4G, Asia lead smartphone sales rise

Global smartphone sales rose by eight per cent in value terms in the first quarter of this year.

Sales of larger screen devices (5″ and higher) continued to drive year-on-year growth according to data from GfK.

But while handset demand increased seven per cent to 310 million units, a slowdown in demand in China and developed Asian nations dragged down growth, from 19 per cent year-on-year in the fourth quarter of 2014.

GfK says 4G compatible phones are rapidly gaining share – surpassing 50 per cent of the global handset market for the first time. It predicts a 4G ramp-up in China in the second half of 2015 to drive incremental demand.

Kevin Walsh, director of trends and forecasting at GfK, said the weakness in China was caused by a significant slowdown in 3G demand, which was not offset by 4G growth.

“We forecast China to return to growth in the second half of the year, driven by a continued 4G ramp-up. In Developed Asia, the year-on-year decline was caused by tough comparisons with Q1 2014, when demand was pulled forward in Japan due to an upcoming VAT increase in April. We forecast unit demand in Developed Asia to grow by three per cent year-on-year in 2015, driven by Japan and South Korea, which are expected to return to growth in 2Q15.”
Smartphone growth in India and Indonesia is also expected to be helped by an expanding 4G network. In Q1 2015, 4G share in both countries was well below the global average, at four per cent and seven per cent, respectively. GfK forecasts 4G unit share within smartphones to reach seven per cent in India and 10 per cent in Indonesia in 2015.

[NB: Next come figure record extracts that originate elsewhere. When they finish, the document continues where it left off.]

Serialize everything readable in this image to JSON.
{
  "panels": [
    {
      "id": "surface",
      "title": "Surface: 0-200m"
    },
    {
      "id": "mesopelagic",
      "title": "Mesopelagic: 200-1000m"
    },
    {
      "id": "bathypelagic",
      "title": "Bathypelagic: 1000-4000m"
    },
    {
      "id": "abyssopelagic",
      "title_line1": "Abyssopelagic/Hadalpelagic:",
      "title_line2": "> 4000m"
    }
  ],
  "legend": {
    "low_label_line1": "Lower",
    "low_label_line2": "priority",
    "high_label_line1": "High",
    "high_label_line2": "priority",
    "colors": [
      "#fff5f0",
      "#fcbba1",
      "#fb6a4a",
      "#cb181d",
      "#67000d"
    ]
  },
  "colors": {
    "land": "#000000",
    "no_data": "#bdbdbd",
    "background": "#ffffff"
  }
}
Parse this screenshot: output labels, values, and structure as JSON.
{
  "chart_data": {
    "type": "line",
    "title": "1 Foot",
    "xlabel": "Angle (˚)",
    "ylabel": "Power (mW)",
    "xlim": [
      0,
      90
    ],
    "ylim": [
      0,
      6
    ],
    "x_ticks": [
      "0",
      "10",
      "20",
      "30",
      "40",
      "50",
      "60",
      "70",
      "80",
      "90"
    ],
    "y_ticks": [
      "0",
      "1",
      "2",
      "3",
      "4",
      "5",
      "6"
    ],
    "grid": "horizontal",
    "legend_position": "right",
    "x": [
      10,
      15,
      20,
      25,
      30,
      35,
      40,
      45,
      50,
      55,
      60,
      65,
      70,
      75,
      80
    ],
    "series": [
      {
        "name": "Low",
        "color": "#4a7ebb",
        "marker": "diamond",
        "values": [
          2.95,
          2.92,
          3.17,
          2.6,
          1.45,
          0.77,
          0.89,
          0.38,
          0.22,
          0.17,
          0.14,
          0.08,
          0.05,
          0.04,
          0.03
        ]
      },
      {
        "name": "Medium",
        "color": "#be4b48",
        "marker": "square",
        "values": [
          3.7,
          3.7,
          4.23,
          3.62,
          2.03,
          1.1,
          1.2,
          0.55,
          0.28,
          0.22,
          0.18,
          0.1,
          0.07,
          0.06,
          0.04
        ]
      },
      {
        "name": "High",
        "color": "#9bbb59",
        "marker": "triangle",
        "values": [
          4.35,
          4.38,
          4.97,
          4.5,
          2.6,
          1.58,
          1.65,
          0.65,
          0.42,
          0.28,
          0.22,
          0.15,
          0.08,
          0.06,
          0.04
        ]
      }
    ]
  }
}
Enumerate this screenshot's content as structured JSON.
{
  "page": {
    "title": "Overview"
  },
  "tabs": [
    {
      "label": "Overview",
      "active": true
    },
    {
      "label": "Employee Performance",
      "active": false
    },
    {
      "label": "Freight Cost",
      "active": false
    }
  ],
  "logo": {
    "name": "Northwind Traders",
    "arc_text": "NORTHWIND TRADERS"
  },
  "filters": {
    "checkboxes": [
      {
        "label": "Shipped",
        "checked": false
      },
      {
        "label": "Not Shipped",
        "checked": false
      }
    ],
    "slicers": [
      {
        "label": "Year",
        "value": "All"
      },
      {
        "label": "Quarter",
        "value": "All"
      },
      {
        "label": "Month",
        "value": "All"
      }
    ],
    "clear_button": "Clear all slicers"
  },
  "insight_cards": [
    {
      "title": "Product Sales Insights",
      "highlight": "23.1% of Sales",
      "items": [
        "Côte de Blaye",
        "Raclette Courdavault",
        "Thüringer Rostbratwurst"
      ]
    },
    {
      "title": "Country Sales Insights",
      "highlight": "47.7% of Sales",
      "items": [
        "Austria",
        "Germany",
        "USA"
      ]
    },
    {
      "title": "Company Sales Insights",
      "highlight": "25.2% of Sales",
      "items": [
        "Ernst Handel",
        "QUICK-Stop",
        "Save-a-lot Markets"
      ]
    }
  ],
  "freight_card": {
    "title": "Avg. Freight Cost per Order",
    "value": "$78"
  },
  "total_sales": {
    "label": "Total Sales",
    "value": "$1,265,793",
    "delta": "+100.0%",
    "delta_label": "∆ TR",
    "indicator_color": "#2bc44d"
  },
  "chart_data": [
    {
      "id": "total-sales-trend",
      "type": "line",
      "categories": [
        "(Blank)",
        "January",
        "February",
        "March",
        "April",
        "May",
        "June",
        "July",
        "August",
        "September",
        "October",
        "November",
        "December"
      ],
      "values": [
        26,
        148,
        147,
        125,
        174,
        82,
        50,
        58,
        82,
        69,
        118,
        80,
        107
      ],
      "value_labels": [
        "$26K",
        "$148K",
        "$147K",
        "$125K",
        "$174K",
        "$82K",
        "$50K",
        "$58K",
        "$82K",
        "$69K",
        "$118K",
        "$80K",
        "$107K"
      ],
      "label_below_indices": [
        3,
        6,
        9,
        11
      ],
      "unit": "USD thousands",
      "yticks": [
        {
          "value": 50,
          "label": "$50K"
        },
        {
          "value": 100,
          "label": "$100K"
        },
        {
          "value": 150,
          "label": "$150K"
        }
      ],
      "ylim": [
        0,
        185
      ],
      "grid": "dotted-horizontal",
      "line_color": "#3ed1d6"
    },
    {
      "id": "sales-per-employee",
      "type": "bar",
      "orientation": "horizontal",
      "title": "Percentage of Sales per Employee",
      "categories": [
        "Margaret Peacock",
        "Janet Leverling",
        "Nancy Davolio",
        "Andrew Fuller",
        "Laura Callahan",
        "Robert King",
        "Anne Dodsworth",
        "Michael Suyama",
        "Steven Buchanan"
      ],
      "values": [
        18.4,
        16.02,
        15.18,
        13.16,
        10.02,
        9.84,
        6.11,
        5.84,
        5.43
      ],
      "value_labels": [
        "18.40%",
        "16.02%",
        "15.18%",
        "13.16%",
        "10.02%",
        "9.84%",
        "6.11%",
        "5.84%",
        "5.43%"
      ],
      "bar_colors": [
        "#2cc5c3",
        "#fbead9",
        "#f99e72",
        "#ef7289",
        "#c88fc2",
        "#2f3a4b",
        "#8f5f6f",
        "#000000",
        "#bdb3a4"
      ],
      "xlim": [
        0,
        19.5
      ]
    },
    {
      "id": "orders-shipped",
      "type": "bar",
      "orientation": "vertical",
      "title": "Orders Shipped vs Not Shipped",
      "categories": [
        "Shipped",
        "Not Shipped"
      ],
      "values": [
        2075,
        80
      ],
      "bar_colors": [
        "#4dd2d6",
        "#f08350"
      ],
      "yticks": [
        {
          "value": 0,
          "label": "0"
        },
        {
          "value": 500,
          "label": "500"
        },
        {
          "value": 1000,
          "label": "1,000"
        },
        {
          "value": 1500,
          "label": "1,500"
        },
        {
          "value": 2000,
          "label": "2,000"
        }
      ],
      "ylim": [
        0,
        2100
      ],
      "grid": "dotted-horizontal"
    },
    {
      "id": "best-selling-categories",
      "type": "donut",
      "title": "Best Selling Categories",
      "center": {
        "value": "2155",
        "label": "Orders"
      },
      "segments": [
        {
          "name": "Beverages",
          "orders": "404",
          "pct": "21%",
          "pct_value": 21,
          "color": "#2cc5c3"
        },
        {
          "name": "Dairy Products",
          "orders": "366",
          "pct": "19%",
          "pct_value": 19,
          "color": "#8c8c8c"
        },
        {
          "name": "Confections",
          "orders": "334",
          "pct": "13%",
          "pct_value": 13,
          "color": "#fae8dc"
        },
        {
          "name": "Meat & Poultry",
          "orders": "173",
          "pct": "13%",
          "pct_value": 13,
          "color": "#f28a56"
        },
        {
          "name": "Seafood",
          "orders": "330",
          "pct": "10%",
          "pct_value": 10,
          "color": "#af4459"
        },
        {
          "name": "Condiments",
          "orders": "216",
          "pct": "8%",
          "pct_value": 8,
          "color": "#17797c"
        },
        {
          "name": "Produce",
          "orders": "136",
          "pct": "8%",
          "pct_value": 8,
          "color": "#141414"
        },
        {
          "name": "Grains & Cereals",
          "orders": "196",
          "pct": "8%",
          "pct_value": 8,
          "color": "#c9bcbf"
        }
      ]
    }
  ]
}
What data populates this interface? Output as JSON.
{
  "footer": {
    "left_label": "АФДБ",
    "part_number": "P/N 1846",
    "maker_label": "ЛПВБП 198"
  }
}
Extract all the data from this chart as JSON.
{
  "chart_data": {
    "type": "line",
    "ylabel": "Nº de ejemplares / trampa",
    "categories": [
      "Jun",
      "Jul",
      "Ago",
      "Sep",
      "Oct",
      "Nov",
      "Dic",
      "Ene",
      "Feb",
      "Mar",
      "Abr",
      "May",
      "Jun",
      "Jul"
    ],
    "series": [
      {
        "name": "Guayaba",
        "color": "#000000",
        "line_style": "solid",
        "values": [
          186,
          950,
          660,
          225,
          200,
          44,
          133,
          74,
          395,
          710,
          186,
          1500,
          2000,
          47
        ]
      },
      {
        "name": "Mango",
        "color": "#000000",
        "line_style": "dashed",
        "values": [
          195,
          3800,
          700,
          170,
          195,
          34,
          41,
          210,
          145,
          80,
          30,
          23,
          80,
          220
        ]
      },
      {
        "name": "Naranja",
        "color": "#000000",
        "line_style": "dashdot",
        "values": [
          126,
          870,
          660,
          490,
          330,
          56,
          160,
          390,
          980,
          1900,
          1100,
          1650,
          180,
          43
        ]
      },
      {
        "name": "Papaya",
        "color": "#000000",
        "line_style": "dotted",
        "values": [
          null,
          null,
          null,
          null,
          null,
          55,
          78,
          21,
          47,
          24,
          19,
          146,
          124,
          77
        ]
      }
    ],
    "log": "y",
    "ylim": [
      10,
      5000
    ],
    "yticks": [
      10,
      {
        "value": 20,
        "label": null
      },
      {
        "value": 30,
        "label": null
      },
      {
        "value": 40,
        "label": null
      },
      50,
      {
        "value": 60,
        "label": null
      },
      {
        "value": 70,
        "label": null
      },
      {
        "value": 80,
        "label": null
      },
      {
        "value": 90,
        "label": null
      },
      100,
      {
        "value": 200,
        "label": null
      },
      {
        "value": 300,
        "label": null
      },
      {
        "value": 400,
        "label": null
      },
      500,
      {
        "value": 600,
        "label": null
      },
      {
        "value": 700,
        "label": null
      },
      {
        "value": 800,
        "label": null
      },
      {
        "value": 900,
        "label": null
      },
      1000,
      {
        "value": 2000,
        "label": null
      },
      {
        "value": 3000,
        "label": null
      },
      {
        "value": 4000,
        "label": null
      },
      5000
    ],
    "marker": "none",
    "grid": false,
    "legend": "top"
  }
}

Q1 2015 saw a continued shift towards larger screen sizes, with sales of 166 million units equating to 47 per cent of the global smartphone market, up from 32 per cent in Q1 2014. In China, where the 4G trend is particularly pronounced, the growth in share to 57 per cent – from 32 per cent in Q1 2014 – was driven by cheaper large screen models flooding into the market.

GfK forecasts this screen size migration to continue in 2015, with global demand for large screen devices increasing by 30 per cent year-on-year to account for 69 per cent of total smartphone unit demand this year.

Low-end smartphones – those priced in the region of $0-250 – increased share to 56 per cent, up from 52 per cent in Q4 2014, at the expense of the high-end models ($500+), whilst mid-range ($250-500) share remained stable.

GfK forecasts low-end smartphones to gain further share in 2015, helped by continued price erosion in emerging markets.

Walsh added: “GfK forecasts global smartphone unit demand to grow 10 per cent year-on-year in 2015, a slowdown from the 23 per cent growth experienced last year. Emerging Asia is forecast to be the fastest growing region, driven by India and Indonesia, where low smartphone penetration leaves plenty of room for growth.”